Subject: RE: Why reject the term 'source singer'?
I think the term "source singer" is a very useful and accurate term. Though like all words which cover a spectrum of meanings it is easy to poke fun at the use of the word by looking at the ends of the spectrum it lies on. We all know there is a difference between red hair and brown hair. That does not mean that that an intermediate shade may not be difficult to define.
    I would use the term source ssinger, and I would have thought its normal meaning is pretty clear. Joseph Taylor was a source singer. Now, a Benjamin Britten or Martin Carthy will turn up, hear the recording(or meet the singer), learn the words and tune and re-arrange the song into something else. To use the river analogy (bashed well to death so far in this thread) the songs roll slowly along the stream like nuggets of gold. Then someone hoicks them out after a few million years and makes them into ear-rings or sovereigns. Whether this is an improvement can be a matter of contention.

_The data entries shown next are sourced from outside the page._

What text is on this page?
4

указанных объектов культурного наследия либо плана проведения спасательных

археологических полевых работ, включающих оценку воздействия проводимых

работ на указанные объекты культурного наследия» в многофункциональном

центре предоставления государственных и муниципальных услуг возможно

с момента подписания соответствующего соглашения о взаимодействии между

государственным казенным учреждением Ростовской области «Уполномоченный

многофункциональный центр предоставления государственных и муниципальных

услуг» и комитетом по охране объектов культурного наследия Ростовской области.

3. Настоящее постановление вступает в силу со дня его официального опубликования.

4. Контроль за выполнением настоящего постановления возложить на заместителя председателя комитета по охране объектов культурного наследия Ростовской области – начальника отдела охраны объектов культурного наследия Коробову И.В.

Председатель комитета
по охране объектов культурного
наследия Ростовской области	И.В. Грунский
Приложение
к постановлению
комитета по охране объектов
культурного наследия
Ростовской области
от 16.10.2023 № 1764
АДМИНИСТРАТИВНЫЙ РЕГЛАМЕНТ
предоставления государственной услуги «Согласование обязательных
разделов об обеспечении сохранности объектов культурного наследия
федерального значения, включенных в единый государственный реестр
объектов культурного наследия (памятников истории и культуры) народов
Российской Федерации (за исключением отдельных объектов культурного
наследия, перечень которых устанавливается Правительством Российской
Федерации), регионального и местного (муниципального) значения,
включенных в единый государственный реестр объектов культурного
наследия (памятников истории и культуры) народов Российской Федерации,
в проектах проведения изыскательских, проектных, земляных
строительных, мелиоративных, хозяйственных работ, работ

   Now, the Folk Britannia series definitely presented a view of folk music that evolved, from its rough and ready "source singer" apeman origins into fully-fledged homo sapiens folk-rock, singer-songwriter on stage at Cambridge perfection. Now, if you take that view of folk music, then "source-singer" is a derogatory term, because the implication is that the source singer provides the raw material from which the clever artist makes something worthwhile. And possibly those were the lines that Norma Waterson was thinking along? But I do't know, I didnt hear the discussion. But I do know that kind kind of derogatory use of the term(or concept) is not unknown...I remember an interview with Mary O'Hara many years ago when she basically said"nobody wants to listen to the old shepherds and sailors' versions any more, they want proper arrangements". And her turn of phrase implied she agreed with that judgement. In the context of that sort of stance, the "source singer" is indeed being down-graded.
   To me, as unrepentant worshipper of traditional folkmusic, "source singer" is a term of high honour. But it is undeniably true that in some people's mouths the term is a put-down(very like Lenin's description of the faithful toilers for the revolution as "useful idiots").